Этим же летом с активисткой партии «Яблоко» запустили флешмоб «Трусы протеста», сфотографировались на улицах Ростова-на-Дону с плакатом «Обобрали до трусов», прикрывшись им так, что было ощущение, будто на нас ничего нет. Такой провокацией мы хотели привлечь внимание к тому, что у людей украли пенсию и сделали их еще беднее.
Осень 2018-го прошла для меня под знаком неопределенности и тревоги за будущее. Я готовила новые проекты, строила планы в «Открытке» и одновременно начинала каждый день с просмотра вакансий на сайтах поиска работы. Чувствовала, что впереди какой-то рубеж. Много путешествовала и училась, как будто за один год решила посмотреть мир, чтобы потом… сесть в тюрьму? Да, было такое предчувствие.

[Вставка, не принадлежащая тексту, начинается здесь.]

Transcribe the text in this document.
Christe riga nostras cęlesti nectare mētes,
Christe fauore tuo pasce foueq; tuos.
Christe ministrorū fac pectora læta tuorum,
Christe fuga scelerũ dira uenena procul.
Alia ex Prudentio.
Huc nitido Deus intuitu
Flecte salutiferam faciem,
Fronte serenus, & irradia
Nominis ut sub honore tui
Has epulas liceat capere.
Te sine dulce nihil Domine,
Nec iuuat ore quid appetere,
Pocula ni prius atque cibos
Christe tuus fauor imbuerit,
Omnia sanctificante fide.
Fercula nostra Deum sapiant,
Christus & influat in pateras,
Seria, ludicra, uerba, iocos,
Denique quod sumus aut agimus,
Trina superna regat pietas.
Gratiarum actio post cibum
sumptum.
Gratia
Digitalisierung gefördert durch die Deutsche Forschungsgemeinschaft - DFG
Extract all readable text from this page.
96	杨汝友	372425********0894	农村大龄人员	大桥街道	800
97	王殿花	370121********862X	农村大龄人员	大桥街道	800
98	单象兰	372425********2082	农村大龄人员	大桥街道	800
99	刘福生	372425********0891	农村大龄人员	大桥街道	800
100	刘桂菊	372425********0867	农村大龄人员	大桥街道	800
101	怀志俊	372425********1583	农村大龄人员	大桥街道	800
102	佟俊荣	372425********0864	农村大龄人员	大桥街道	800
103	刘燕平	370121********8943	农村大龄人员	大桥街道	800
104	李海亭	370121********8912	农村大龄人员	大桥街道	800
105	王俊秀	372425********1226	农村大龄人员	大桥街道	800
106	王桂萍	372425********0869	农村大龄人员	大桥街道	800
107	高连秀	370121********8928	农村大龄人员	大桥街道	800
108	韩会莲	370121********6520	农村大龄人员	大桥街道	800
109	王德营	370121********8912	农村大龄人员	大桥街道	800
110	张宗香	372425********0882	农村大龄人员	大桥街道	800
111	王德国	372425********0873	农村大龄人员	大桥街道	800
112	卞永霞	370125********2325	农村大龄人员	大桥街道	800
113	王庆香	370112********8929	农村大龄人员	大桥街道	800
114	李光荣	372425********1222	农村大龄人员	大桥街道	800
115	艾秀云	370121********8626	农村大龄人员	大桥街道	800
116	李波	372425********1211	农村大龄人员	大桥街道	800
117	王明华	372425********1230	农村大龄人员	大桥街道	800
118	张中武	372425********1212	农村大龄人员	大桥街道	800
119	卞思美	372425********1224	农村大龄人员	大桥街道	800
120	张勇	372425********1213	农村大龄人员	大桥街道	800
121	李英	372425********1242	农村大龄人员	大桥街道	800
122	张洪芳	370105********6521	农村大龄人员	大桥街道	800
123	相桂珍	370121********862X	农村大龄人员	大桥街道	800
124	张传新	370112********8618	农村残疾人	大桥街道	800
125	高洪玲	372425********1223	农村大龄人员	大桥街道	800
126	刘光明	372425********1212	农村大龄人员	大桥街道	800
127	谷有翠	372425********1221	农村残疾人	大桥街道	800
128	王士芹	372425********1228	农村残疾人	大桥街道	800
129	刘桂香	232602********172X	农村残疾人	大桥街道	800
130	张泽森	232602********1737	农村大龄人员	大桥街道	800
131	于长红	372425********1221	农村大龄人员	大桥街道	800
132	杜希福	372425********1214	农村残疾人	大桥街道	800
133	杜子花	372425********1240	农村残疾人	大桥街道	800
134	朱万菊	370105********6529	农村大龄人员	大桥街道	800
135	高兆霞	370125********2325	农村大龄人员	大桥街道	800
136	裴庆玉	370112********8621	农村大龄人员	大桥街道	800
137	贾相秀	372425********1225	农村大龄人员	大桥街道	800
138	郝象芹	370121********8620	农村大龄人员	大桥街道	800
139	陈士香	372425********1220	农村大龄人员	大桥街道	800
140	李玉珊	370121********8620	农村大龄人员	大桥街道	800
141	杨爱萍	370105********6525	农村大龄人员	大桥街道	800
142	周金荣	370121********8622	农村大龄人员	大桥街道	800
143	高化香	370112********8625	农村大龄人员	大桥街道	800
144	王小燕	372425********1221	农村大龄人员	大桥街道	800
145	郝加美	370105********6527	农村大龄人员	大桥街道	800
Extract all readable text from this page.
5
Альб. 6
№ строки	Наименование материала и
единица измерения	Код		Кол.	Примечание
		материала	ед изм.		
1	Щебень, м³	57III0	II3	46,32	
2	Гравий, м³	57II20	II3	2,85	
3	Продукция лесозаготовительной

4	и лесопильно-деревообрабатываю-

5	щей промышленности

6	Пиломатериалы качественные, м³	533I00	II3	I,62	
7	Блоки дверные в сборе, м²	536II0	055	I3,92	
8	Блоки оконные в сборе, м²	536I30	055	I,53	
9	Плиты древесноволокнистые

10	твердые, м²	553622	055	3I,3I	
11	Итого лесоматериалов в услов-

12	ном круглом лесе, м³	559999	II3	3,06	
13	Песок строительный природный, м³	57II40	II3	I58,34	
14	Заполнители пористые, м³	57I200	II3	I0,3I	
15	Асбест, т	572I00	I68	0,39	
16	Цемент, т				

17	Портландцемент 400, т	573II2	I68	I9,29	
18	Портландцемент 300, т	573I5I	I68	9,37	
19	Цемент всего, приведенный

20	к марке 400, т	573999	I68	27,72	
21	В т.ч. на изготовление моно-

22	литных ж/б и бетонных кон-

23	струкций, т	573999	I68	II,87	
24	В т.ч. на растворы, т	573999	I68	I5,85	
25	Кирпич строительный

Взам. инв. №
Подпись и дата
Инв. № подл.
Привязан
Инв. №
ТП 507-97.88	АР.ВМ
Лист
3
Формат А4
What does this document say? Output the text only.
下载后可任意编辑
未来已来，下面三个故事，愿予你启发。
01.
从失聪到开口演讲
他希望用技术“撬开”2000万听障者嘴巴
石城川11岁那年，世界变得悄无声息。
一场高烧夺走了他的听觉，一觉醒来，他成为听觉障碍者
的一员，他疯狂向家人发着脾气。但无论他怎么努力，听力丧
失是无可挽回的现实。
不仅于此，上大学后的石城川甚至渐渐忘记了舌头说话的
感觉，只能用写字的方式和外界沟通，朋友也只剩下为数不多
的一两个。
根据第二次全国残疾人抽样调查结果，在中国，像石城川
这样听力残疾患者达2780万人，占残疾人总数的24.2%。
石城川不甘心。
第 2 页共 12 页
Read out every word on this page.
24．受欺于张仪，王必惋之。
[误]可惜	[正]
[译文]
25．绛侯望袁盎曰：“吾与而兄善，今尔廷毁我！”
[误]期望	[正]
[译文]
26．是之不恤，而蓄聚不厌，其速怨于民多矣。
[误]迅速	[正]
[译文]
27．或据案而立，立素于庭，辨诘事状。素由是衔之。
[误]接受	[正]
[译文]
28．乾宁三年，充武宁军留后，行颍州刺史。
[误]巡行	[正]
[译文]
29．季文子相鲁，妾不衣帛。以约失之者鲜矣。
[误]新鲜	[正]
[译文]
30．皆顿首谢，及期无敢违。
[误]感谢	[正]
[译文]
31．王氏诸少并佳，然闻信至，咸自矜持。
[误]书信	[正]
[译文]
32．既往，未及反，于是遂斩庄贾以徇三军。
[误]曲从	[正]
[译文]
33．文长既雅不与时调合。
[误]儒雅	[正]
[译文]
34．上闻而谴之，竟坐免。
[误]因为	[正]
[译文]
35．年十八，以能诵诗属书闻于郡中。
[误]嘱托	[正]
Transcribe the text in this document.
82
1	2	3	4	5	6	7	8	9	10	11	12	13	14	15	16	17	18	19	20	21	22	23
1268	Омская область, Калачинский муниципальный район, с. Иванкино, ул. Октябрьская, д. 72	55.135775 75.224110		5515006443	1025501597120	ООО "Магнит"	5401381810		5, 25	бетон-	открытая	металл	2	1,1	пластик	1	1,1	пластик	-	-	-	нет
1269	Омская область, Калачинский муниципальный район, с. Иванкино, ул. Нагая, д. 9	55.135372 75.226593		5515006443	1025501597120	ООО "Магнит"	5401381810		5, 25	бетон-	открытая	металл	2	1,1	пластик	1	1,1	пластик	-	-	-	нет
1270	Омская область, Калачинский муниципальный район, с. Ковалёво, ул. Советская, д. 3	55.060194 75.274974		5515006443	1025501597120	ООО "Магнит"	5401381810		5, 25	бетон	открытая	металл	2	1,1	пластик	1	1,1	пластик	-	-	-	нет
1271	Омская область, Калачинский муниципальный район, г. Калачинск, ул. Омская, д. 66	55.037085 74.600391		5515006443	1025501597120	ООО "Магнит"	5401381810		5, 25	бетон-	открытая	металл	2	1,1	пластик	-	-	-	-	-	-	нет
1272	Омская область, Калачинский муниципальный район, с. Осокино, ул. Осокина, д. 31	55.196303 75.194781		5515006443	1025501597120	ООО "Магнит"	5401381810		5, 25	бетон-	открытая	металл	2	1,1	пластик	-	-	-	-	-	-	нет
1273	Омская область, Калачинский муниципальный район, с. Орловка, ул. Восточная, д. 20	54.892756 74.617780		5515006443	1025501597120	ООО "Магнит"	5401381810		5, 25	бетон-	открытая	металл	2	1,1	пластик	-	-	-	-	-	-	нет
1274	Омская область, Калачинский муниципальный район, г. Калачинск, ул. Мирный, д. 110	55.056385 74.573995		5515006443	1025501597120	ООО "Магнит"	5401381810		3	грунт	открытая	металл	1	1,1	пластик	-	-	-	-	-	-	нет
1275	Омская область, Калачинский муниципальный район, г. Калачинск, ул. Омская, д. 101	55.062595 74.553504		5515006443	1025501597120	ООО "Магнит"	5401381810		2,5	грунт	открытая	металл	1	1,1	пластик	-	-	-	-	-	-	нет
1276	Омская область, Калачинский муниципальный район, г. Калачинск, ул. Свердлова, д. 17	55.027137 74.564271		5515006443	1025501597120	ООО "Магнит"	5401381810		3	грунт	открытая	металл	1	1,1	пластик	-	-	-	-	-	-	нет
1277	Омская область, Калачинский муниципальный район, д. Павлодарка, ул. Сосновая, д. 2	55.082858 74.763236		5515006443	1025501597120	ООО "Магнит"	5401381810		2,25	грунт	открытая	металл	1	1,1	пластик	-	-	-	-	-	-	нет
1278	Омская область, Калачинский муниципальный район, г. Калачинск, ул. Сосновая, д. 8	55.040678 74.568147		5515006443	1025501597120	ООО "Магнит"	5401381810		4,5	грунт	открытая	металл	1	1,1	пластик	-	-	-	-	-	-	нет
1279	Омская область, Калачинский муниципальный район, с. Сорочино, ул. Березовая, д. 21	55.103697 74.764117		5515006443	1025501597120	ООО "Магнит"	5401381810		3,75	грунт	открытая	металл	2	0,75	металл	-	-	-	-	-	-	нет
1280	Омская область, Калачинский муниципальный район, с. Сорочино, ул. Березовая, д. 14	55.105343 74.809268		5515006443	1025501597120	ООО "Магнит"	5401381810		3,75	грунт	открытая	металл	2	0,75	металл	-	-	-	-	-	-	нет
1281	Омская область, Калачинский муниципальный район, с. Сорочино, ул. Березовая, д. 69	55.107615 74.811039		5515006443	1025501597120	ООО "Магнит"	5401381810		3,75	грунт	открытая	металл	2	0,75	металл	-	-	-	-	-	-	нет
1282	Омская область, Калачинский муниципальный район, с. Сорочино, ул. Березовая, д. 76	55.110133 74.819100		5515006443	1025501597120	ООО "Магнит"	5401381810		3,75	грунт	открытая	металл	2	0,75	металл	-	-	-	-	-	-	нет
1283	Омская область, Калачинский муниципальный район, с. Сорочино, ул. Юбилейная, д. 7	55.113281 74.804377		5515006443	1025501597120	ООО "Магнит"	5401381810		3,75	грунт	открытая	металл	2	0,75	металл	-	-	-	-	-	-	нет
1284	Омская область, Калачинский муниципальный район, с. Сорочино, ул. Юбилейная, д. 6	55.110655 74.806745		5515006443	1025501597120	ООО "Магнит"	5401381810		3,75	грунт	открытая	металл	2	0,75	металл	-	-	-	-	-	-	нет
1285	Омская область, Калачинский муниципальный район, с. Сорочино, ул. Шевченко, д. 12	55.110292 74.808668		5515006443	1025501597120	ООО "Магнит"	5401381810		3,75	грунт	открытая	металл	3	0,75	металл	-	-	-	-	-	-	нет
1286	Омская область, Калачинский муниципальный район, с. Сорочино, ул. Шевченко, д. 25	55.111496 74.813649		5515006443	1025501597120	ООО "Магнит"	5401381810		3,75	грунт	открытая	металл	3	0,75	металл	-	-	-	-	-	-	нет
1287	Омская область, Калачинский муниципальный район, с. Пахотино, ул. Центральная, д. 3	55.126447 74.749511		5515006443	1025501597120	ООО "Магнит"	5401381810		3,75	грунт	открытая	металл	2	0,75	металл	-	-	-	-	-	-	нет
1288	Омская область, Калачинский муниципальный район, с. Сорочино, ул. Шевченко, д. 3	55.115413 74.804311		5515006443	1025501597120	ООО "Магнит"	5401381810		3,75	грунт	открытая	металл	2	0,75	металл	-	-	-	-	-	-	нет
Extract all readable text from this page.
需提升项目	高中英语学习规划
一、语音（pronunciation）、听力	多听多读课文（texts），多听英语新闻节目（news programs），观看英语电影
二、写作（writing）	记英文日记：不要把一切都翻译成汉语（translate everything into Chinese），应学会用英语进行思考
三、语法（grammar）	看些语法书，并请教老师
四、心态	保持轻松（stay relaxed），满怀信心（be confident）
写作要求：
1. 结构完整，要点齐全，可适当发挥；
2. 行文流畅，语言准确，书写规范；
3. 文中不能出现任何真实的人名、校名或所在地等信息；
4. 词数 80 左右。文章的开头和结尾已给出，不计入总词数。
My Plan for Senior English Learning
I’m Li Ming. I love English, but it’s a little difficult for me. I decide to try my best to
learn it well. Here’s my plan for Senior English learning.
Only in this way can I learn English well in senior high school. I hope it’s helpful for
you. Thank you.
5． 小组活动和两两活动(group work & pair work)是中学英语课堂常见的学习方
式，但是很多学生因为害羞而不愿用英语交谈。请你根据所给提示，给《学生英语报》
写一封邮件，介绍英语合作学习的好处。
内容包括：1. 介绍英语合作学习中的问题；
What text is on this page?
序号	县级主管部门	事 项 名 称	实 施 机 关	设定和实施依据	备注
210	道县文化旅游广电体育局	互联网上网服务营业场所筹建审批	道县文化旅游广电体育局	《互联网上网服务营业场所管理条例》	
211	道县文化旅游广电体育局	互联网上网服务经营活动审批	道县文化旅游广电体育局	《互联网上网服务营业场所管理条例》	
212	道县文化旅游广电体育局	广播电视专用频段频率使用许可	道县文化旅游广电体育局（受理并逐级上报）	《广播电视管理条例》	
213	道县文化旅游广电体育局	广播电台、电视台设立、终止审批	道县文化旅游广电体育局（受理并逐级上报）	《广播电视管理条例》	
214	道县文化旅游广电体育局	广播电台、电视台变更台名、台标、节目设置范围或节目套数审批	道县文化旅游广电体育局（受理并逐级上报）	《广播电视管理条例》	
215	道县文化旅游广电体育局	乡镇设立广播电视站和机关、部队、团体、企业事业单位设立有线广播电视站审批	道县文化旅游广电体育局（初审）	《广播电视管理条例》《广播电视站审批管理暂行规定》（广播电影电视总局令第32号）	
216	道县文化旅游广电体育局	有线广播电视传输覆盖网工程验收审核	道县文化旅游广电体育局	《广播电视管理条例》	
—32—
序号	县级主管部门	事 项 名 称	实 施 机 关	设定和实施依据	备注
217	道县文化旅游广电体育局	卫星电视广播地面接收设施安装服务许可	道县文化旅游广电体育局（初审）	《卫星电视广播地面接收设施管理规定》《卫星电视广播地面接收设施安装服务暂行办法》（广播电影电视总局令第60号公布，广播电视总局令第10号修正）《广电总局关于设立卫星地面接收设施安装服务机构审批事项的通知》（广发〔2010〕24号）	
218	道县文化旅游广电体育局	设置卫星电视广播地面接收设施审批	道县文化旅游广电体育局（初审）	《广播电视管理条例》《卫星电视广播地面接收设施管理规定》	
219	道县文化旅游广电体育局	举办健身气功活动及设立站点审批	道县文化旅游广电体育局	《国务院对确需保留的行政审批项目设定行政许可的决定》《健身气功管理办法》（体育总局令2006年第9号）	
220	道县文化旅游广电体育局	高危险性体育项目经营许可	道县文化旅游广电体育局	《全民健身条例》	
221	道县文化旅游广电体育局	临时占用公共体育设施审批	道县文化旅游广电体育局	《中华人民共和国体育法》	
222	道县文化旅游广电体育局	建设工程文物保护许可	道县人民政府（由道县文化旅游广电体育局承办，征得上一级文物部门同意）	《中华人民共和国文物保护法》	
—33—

В декабре возбудили уголовное дело по статье за наркотики против координатора «Открытки» в Пскове Лии Милушкиной и ее мужа. Я это приняла очень близко к сердцу. Мы знакомы, у нас обеих дети, сыновья одного возраста, я постоянно примеряла на себя то, что произошло с ней. Лию отправили под домашний арест, и в память врезалось фото, где она плачет, стоя на коленях на фоне здания суда. С тех пор мы с мамой стали часто говорить вечерами о том, что тоже можем оказаться в подобной ситуации.
Примерно в это же время активизировались тюменские следователи, и другому активисту «Открытки» Антону Михальчуку, у которого тоже было два административных дела, дали понять, что уголовное дело не за горами. Мы общались с Антоном, я его поддерживала. Тогда он решал, оставаться в стране или уехать, а я все думала, почему он, почему не я. Уверена была, что первое уголовное дело возбудят в отношении меня, интуитивно чувствовала это. После долгих сомнений Антон уехал из страны. Многие считали, что меня трогать не будут: слишком жестоко даже для нынешней власти брать в заложники женщину с детьми. Ошиблись. Моя интуиция оказалась сильнее, но радоваться этому не пришлось.
К тому времени мне уже сто раз посоветовали уехать из страны. И близкие люди, и просто знакомые. Но близкие понимали, что я не могу уехать. Моя старшая дочь Алина жила в интернате для серьезно больных умственно отсталых детей в городе Зверево, в двух часах езды от дома. Ей было семнадцать с половиной лет. Я была нужна ей. Были и другие причины: страшно все начинать сначала в 39 лет с детьми и мамой. И с мужем я официально не разведена, мы ждали военный сертификат на квартиру. Но главное – Алина.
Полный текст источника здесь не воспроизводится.